Haus der Kunst. Foto: Andreas Praefcke. Lizenz: CC-BY 3.0.

Zu diesem Zweck hat Ubisoft seinen Art Director Mohamed Gambouz eingeflogen, der die Bilder erklärt. Auf den deutschen Jugendschutz und die rechtliche Bedeutung des Kunstbegriffs in der Bundesrepublik angesprochen, meint der in Casablanca ausgebildete und in Montreal lebende Künstler, dass er durchaus schon Bekanntschaft damit machte, und nennt eine Szene, in der auf Pfähle gesteckte Köpfe entfernt werden mussten. Nicht nur in Deutschland, sondern weltweit - was der Fiktion, der Jugendschutz würde nicht dazu führen, dass Erwachsenen etwas vorenthalten wird, durchaus widerspricht. Nach Gambouz' Einschätzung haben Deutschland und Japan die weltweit mit Abstand am schärfsten Zensurvorschriften. Er wolle sich darüber aber nicht beschweren, sondern toleriere die kulturellen Eigenheiten in den beiden Ländern.

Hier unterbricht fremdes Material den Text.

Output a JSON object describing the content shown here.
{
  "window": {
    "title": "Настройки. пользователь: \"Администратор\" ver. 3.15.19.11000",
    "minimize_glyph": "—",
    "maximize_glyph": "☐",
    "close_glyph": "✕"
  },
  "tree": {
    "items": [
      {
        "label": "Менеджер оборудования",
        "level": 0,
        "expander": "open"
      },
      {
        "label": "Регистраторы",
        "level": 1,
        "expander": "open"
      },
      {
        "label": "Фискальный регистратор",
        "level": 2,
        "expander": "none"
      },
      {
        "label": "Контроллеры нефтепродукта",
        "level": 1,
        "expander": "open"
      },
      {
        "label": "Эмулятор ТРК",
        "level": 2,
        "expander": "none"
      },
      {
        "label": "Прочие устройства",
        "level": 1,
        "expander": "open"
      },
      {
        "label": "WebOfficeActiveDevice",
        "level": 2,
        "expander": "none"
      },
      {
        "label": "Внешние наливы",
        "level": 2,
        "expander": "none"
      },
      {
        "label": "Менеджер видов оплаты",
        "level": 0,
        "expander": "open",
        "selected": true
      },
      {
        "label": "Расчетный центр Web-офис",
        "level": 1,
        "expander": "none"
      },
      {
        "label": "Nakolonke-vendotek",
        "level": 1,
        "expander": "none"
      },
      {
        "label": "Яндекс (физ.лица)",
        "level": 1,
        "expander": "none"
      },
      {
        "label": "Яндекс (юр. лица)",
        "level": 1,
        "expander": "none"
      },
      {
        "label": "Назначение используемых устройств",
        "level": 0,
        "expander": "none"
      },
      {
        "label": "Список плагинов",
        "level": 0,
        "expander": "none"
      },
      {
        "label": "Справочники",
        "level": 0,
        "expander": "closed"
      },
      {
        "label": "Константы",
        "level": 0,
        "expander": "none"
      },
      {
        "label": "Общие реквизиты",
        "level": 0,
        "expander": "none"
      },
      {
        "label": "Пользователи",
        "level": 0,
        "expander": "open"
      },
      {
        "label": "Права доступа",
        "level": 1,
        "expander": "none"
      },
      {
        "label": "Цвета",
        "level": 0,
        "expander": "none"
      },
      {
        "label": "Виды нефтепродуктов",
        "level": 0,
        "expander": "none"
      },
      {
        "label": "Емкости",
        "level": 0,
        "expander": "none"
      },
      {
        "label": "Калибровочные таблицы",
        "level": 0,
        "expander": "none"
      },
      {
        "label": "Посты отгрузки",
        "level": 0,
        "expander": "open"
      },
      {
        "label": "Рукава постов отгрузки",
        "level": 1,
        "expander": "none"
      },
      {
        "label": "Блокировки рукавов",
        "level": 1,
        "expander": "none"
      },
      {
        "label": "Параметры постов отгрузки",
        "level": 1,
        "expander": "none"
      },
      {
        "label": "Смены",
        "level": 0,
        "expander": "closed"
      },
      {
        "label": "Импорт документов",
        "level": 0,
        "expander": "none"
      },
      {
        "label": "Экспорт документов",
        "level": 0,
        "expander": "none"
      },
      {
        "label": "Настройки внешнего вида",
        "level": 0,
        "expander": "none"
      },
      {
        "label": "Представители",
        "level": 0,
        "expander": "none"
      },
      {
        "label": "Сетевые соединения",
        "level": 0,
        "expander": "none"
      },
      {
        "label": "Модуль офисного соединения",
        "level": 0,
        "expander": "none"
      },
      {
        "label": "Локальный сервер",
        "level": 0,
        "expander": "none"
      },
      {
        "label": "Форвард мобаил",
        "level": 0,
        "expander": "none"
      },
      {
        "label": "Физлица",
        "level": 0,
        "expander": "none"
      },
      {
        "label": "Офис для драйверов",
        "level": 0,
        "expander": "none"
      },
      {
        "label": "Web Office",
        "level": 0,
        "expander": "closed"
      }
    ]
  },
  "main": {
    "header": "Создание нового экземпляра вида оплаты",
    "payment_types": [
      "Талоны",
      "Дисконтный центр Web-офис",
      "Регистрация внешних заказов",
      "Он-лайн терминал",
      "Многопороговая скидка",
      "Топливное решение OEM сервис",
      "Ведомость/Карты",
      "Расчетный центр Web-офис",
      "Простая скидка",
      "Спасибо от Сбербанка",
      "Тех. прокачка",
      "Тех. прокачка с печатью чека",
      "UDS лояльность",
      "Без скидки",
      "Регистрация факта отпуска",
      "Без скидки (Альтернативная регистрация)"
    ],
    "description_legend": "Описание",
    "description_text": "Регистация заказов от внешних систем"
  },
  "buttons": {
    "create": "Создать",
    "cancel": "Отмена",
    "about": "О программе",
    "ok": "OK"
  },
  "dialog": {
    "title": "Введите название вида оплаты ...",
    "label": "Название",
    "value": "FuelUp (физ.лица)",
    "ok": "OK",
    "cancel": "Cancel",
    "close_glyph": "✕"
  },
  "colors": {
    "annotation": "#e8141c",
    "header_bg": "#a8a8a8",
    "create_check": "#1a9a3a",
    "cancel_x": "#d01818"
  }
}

Gambouz koordiniert die künstlerische Arbeit in fünf Ubisoft-Studios in Frankreich, Rumänien, Kanada und Singapur. Dafür gibt er den dortigen Mitarbeitern Anweisungen, schickt ihnen Fotos oder Zeichnungen und kritisiert ihre Werke. Auf die Frage, inwieweit seine Tätigkeit mit der des Regisseurs beim Film vergleichbar ist, den man Mitte des letzten Jahrhunderts als auteur entdeckte, meint der marokkanische Kunsthochschulabsolvent, dies treffe zwar grundsätzlich zu, gelte aber nur für das grafische Design der Spiele, weil es für den Ton oder das Gameplay eigene Koordinatoren gebe.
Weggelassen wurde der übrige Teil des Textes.